Flushing Bus Crash Leaves Three Dead, 17 Injured

Photo Courtesy of FDNY

The Dahlia charter bus on Monday morning plowed into the rear of the Q20 at the intersection of Main Street and Northern Boulevard.

By Michael V. Cusenza
Three people were killed and another 17 injured early Monday morning after a tour bus barreled into a Metropolitan transportation Authority bus at a high rate of speed in downtown Flushing.
Raymond Mong, 49, was behind the wheel of the Dahlia Group Inc. charter when it plowed into the rear of the Q20 at approximately 60 miles per hour. Mong and two pedestrians died. At least three people suffered severe injuries, and as of Wednesday afternoon were still listed in critical condition at borough hospitals.
U.S. Rep. Grace Meng (D-Flushing) said she was “devastated” by the crash.
“I have been in touch with the National Transportation Safety Board, and I thank the NTSB for swiftly announcing an investigation into this terrible incident.
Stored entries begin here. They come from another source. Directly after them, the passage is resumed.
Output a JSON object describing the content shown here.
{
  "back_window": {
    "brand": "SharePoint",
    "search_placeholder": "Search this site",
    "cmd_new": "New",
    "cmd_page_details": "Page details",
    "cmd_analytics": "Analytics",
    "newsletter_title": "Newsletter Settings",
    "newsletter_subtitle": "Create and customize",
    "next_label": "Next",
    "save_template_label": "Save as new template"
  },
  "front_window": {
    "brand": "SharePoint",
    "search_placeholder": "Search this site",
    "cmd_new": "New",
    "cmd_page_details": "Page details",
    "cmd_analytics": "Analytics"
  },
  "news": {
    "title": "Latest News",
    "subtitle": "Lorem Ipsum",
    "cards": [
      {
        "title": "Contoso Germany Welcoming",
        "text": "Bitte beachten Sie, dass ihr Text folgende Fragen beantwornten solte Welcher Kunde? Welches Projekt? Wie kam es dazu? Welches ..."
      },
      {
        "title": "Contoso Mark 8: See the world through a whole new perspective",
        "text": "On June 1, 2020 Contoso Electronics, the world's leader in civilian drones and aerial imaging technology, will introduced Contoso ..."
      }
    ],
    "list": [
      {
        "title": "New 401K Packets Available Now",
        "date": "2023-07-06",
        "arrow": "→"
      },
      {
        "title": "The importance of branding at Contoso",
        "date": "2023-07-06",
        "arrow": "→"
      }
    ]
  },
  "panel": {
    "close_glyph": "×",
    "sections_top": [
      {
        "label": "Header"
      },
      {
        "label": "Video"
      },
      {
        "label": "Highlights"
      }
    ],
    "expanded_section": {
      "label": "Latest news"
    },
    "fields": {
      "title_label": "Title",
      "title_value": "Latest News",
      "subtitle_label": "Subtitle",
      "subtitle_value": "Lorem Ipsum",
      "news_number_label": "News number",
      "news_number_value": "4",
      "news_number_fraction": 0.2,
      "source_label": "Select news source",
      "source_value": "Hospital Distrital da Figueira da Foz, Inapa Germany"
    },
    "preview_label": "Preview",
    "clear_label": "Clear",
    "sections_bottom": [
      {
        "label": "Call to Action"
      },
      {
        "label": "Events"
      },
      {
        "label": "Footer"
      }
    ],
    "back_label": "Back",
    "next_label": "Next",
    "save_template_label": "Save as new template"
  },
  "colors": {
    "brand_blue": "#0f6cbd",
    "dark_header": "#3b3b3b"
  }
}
NTSB’s accident report will help determine the cause of the crash and how to prevent tragedies like this from occurring in the future,” Meng added. “My thoughts and prayers are with all those impacted by the deadly accident, and I will be in close contact with the NTSB as it develops its report and safety recommendations.”
It has been revealed that Mong should never have been in the driver’s seat on Monday. According to a New York Daily News report, the Flushing resident should have been banned from driving buses in New York because of a 2015 drunken driving conviction in Connecticut.
City Councilman I. Daneek Miller (D-St. Albans) said he’s “praying for the health and swift recovery of those who were grievously injured. Our first responders should be commended for their efforts to preserve the lives of all who were affected. It will take time for the authorities to piece together the series of events that caused this calamity, and I trust they will do so with appreciation for our desire to quickly understand what happened. We can only hope that greater scrutiny will be paid to vehicles operated by companies with dubious safety records. Otherwise, these deaths will be in vain.”